Reporting: Regular reporting by the CISO to the Management Board and other management bodies (e.g. Supervisory Board, IT-Security Board) is ensured. The reporting includes, among other things, a presentation of the audits carried out, the current risks, security-relevant incidents and measures already implemented and planned. Close involvement of the management level in the ISMS ensures that information security and the associated risks within the Group are considered appropriately and that there is sufficient security awareness.
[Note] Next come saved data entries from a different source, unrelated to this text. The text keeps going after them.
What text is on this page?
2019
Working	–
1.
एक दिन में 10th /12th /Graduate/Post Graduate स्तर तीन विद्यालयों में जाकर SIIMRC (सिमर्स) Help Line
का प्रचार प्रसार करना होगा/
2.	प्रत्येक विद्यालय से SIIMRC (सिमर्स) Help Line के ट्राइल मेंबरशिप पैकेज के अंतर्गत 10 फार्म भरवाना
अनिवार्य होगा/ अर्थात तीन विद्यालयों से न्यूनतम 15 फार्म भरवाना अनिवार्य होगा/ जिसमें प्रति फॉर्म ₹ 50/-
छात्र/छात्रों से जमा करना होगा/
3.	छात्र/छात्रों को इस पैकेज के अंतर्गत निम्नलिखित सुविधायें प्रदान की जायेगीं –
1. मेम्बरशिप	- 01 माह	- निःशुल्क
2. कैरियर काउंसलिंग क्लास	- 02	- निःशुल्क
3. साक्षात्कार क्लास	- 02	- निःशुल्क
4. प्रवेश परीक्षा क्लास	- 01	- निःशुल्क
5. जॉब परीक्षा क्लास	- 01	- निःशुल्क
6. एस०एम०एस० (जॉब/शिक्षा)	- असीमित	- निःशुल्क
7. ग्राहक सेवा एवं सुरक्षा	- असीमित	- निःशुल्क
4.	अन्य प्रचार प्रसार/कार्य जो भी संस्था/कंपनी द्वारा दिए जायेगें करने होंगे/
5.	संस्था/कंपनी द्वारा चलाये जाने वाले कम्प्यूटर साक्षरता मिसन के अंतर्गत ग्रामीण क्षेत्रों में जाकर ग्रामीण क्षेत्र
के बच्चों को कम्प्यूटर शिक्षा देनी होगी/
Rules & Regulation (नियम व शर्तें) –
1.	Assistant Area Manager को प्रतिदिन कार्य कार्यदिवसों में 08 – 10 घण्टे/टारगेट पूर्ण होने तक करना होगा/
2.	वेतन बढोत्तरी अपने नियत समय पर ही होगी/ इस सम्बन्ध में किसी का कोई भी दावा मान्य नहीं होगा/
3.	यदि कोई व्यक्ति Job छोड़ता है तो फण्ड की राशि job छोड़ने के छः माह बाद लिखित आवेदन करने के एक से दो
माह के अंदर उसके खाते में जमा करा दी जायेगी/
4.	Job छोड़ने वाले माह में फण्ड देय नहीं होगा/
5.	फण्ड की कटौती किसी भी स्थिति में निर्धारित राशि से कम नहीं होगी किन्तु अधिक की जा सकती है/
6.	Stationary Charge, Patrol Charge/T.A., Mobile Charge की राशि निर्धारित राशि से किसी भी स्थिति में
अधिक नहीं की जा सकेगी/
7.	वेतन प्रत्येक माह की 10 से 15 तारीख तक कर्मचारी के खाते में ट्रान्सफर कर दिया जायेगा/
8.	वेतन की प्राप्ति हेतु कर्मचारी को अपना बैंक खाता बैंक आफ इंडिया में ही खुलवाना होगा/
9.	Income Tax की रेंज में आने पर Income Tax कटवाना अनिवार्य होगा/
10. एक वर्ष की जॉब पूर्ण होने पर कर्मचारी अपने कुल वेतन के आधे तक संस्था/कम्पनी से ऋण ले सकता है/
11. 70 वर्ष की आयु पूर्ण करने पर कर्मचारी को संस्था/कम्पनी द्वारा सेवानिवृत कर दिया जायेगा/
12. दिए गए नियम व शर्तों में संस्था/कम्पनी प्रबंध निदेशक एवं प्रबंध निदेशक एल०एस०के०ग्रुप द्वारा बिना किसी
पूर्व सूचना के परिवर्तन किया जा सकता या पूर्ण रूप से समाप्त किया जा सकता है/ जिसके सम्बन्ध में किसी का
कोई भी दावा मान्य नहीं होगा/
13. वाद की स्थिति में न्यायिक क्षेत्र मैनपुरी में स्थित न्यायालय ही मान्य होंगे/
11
Information risk management (IRM): The responsible handling of information from customers and business partners requires a regular process of identifying, assessing and managing information security risks. Actively dealing with these risks contributes to functioning business processes and averts potential damage to the bank.

Information security audits: The implementation of the information security policy is regularly reviewed through internal audits. The audits cover internal areas as well as subsidiaries and suppliers. In addition, an independent external audit is carried out at least every two years. Penetration tests and vulnerability scans are also carried out regularly for all relevant systems and applications.

Access and authorization management: Access and authorization management ensures that each employee only has the access/authorizations required to complete their tasks in accordance with the "need to know" and "need to have" principle. The assigned rights are regularly recertified.

Security systems: Firewalls are used at all network transitions to separate the various security zones and environments in the network. The firewall at the Internet access is multi-level, and access from the Internet is always terminated in a demilitarized zone (DMZ). The firewalls have modules for analyzing attack patterns/detecting anomalies in network traffic. These are updated promptly in the event of new attack patterns. The Internet connection is protected by a service to prevent distributed denial of service attacks (DDoS). The service analyzes the network traffic on the basis of statistical evaluations and signatures and can initiate countermeasures for the services accessible via the Internet if anomalies/threshold values are exceeded.

Monitoring systems: LBBW has implemented several monitoring systems, such as SIEM and NuKo. Security Information and Event Management (SIEM) is a system for the central collection, transmission, storage and evaluation of log data from network components, operating systems and applications. The aim of SIEM is to identify suspicious network activities. Data traffic is regularly evaluated and analyzed as part of usage controls (NuKo) (mail traffic, clouds, etc.). Monitoring is used to register data leaks of sensitive information. If fraudulent activities are detected, these monitoring systems can be used to initiate appropriate countermeasures.

Threat intelligence & incident response planning: Information security emergency procedures typical of the industry or required by regulation are also established at LBBW (preventive and reactive). LBBW uses threat intelligence to evaluate the possibility of gaining early, evidence-based information about cyber attacks and incidents and analyzing this information. This creates an early warning system that leads to a reduction in the risk of security incidents.

Training & awareness: LBBW ensures that individuals who carry out activities with an impact on the organization's information security performance have the necessary skills based on appropriate education, training or experience. In addition, great importance is attached to raising employee awareness (both internally and externally). This is implemented through comprehensive training and communication concepts as well as regular phishing simulations.